China's currency devaluation could also be an effort by the Chinese authorities to prop up flagging growth (a lower currency makes exports more competitive). Judging by the latest growth indicators the economy is indeed slowing. At 6%y/y, industrial production is growing at levels not seen since the depths of the financial crisis. Meanwhile, investment growth is slower than at any point in the past ten years with new funds into factories and real estate slowing sharply.
That was expensive
China's credit growth figures for July reveal two stories. Firstly, growth in credit to the real economy appears to be weak as the downturn in the economy intensifies. Second, the government's recent effort to prop up the stock market seems to have resulted in an expensive bill to the country's banks. Bank loans totalled around £150bn with more than 50% going to financial institutions - widely believed to have been various bodies that intervened as stock prices plunged. China was supposed to be letting market forces have a bigger say in the running of the economy. But old habits….

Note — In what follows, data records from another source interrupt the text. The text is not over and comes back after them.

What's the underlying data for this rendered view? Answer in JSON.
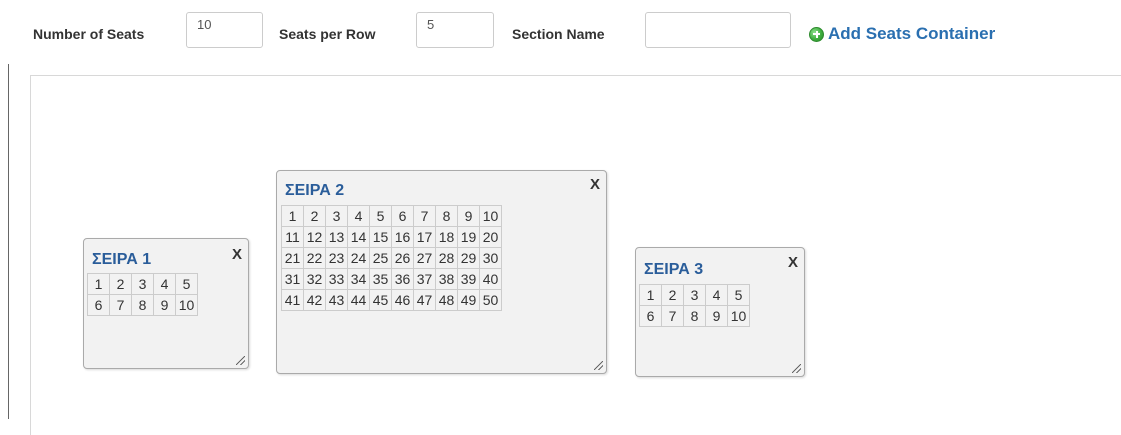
{
  "toolbar": {
    "num_seats_label": "Number of Seats",
    "num_seats_value": "10",
    "seats_per_row_label": "Seats per Row",
    "seats_per_row_value": "5",
    "section_name_label": "Section Name",
    "section_name_value": "",
    "add_button_label": "Add Seats Container",
    "add_icon": "plus-circle-icon",
    "add_color": "#2a6fb0"
  },
  "containers": [
    {
      "title": "ΣΕΙΡΑ 1",
      "close_label": "X",
      "rows": [
        [
          "1",
          "2",
          "3",
          "4",
          "5"
        ],
        [
          "6",
          "7",
          "8",
          "9",
          "10"
        ]
      ]
    },
    {
      "title": "ΣΕΙΡΑ 2",
      "close_label": "X",
      "rows": [
        [
          "1",
          "2",
          "3",
          "4",
          "5",
          "6",
          "7",
          "8",
          "9",
          "10"
        ],
        [
          "11",
          "12",
          "13",
          "14",
          "15",
          "16",
          "17",
          "18",
          "19",
          "20"
        ],
        [
          "21",
          "22",
          "23",
          "24",
          "25",
          "26",
          "27",
          "28",
          "29",
          "30"
        ],
        [
          "31",
          "32",
          "33",
          "34",
          "35",
          "36",
          "37",
          "38",
          "39",
          "40"
        ],
        [
          "41",
          "42",
          "43",
          "44",
          "45",
          "46",
          "47",
          "48",
          "49",
          "50"
        ]
      ]
    },
    {
      "title": "ΣΕΙΡΑ 3",
      "close_label": "X",
      "rows": [
        [
          "1",
          "2",
          "3",
          "4",
          "5"
        ],
        [
          "6",
          "7",
          "8",
          "9",
          "10"
        ]
      ]
    }
  ]
}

The UK unemployment rate stood at 5.6% in the three months to June. While this was a slight rise on the previous quarter, there is little in the numbers to suggest anything worrying. Rather, the economy seems to have hit something resembling full employment - full in terms of numbers rather than necessarily full of the types of jobs everybody wants. Earnings grew by 2.8%y/y, again unchanged and well above the rate of inflation. And the nation's productivity grew at the fastest rate since Q2 2011. Nice and steady then, but as yet unlikely to move opinion on the Monetary Policy Committee.
Watch this space
UK construction output grew 0.2%q/q in Q2, slightly higher than initially thought. But there was a split. Private house building was the fastest growing sector but house-building by public bodies contracted at a faster rate than any of the other sub-sectors. And it’s down by 10% since the third quarter of 2014. But house building stands to get a boost soon. Companies typically start and finish projects when prices are rising faster. They may not be at the moment, but the reliable monthly indicator from the Royal Institute of Chartered Surveyors suggests they are about to pick up significantly.

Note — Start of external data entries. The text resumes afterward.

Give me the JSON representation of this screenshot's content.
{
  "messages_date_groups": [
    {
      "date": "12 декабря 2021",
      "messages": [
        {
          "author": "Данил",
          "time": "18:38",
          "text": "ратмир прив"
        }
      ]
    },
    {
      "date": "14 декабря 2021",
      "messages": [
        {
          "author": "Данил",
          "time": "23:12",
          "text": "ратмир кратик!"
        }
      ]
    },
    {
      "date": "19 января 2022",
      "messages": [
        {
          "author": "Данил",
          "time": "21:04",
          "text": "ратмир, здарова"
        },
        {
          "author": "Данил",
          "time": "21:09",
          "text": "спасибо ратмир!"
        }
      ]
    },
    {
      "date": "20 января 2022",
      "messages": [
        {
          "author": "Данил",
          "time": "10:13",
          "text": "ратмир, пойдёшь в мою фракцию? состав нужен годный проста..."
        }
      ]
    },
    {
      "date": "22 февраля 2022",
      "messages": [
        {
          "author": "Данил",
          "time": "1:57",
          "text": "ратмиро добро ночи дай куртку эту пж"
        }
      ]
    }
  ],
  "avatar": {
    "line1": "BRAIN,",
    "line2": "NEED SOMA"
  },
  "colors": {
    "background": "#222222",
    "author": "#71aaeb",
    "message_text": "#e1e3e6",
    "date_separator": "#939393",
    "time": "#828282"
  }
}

The eurozone economy expanded by 0.3% in Q2, slightly slower than Q1's 0.4%. In context, the US managed 0.6% and the UK 0.7%. The stand-out stat award goes to Greece. No, not down. That'll come soon enough. Rather output in the Hellenic Republic expanded by a mighty 0.8%. That's faster than Germany, which may raise an ironic smile for your average Athenian. Closer to home, France's economy stagnated, while Italy's managed a meagre 0.2%. In short, the eurozone economy remains weak, and certainly poorly-placed to resist the eastern wind's deflationary blast.
The eurozone’s industrial production figures also raise a few concerns about the region’s recovery, with output shrinking 0.4% in June. And it’s the third contraction in the last four months. Germany and Italy stand out, both shrinking by about 1%, whilst France's performance was a rather stagnant -0.2%. That's also the same amount as Greek output was estimated to have shrunk in June. Factory output across the Eurozone is still 1.2% above where it was last year, but that comparison will deteriorate unless the recent run of form is reversed.

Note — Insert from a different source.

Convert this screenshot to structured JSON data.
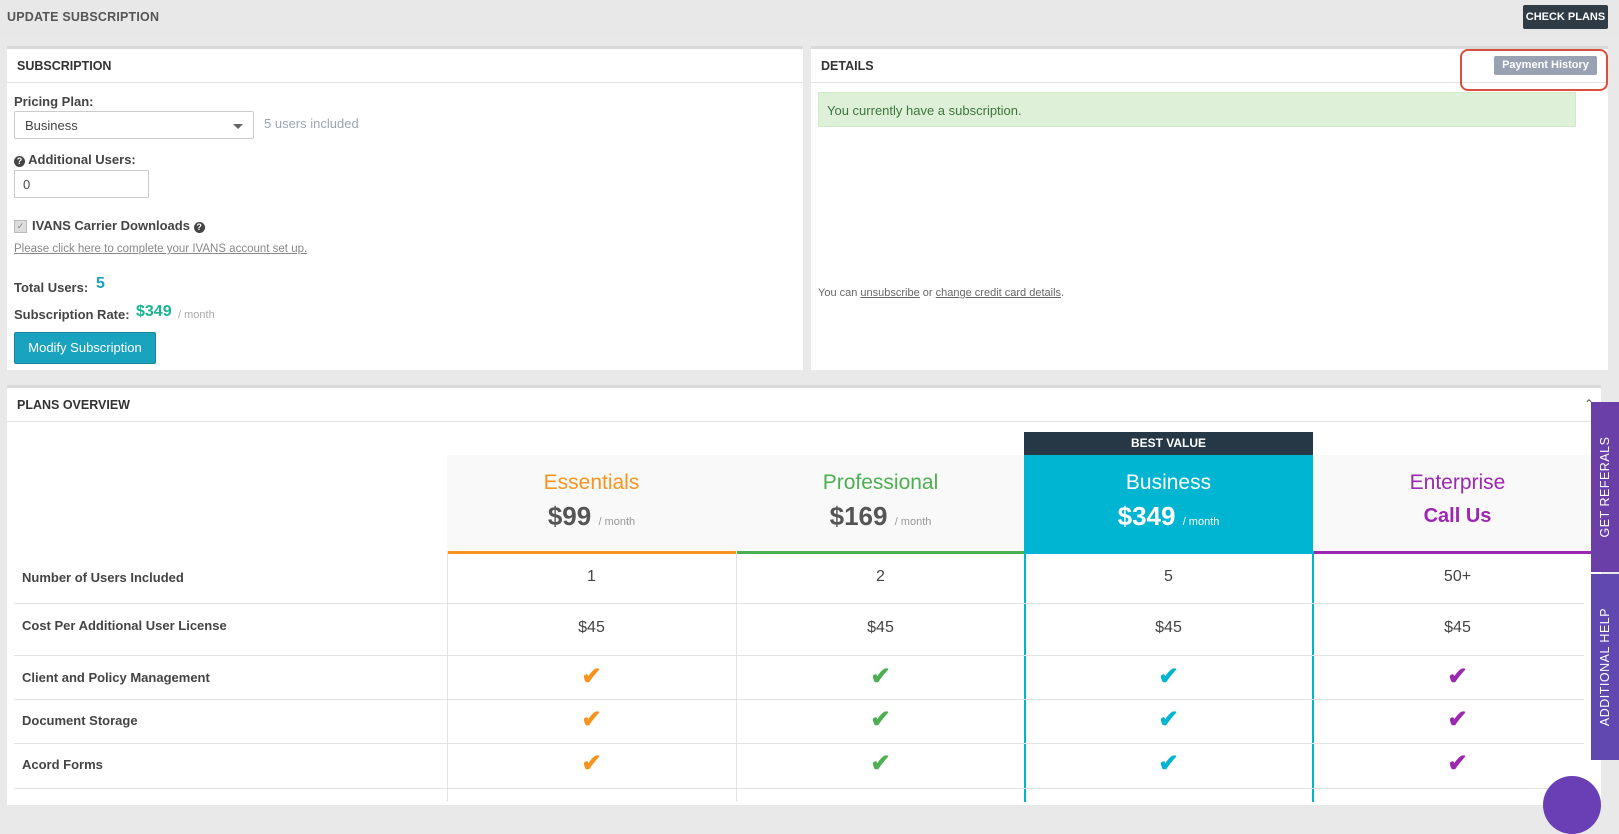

The US is growing at a decent rate and increasing numbers of people are getting into work but data on performance remain patchy. On the plus side, the number of people registering as unemployed reached its lowest level in 15 years. Retail sales were up 2.6%y/y in July, a solid if unspectacular result. Industrial production edged up, although it was flat if car production was excluded. On the downside, consumer confidence slipped again and core producer price inflation rose only 0.9%y/y. There’s little in these numbers to encourage an early rate rise.